Она сжала руки, похожие на птичьи лапы. Аллейн накрыл их своей рукой.

— Хорошо, — сказал он. — Все в порядке. Вы и так много сделали. Я больше не буду просить вас рассказать о ритуалах. Не ходите на церемонию. Вы можете отказаться?

— Нельзя. Нас должно быть семеро.

— По одному человеку на каждый угол пентаграммы и Оберон с девушкой в черной рясе посередине?

— Они сказали вам? Джинни и Робин? Как они посмели?!

— Считайте, что я сам догадался. Прежде чем мы расстанемся, я хочу попросить об одном обещании, скажем, в память о Гризел Локк. Не курите слишком много марихуаны, чтобы не потерять головы и случайно не выдать нас.

— Я не выдам вас. Это я могу обещать. Но не курить пообещать я не могу и умоляю больше ни в чем на меня не рассчитывать. Но вас я не предам.

— Огромное вам спасибо. Думаю, еще до рассвета я попрошу позволения называть вас Пенелопой.

— Конечно, называйте. Когда мне бывало особенно плохо, — сказала бедная мисс Гарбель, — я утешала себя мыслью о кузене Родди и кузине Агги.

— Правда? — пробормотал Аллейн. От необходимости дальнейших комментариев его избавил заливистый перезвон колокольчика.

Трель привела мисс Гарбель в страшное смятение, Аллейну же она напомнила о стюардах, созывающих на обед пассажиров океанских лайнеров.

— Вот! — с каким-то надрывным торжеством воскликнула мисс Гарбель. — Колокола Храма!
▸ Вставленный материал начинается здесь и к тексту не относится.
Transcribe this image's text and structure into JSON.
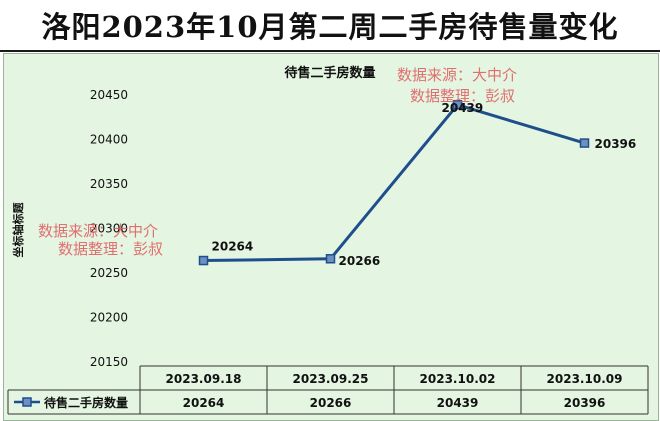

А мы, здесь, в чужой комнате, и бог знает, что нас ждет!

— Пойду взгляну, свободен ли путь, — сказал Аллейн.

Он взял трость и открыл дверь. В воздухе стоял густой запах благовоний. На нижней площадке зажгли свечи, в тусклом мерцании вились струйки и кольца пахучего дыма. Аллейн увидел приближающуюся снизу тень, звук колокольчика стал громче. Это был слуга-египтянин. По полукруглой стене плыла искаженная тень его тюрбана, затем появился он сам. Аллейн стоял неподвижно, опираясь на палку и спустив капюшон на лицо. Египтянин поднимался наверх, не переставая звонить. Проходя мимо Аллейна, он сделал приветственный жест и ступил на следующую лестницу.

Аллейн вернулся в комнату. Мисс Гарбель стояла, кусая костяшки пальцев.
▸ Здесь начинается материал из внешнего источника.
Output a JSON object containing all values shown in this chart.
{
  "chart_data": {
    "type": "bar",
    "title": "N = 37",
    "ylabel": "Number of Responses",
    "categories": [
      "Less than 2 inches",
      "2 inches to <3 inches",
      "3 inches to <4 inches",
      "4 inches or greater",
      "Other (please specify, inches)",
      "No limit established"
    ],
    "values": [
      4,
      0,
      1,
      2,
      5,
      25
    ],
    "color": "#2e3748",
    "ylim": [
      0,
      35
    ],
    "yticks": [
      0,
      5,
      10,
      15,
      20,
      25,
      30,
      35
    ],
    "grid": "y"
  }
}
— Все в порядке, — сказал он. — Вы можете идти. Если вы ощущаете в себе достаточную смелость и склонность к авантюризму, держитесь как можно ближе к Черной Рясе и, если увидите, что мой помощник вот-вот сделает ошибку, попытаетесь остановить его. Правда, он говорит только по-французски. А теперь вам лучше уйти.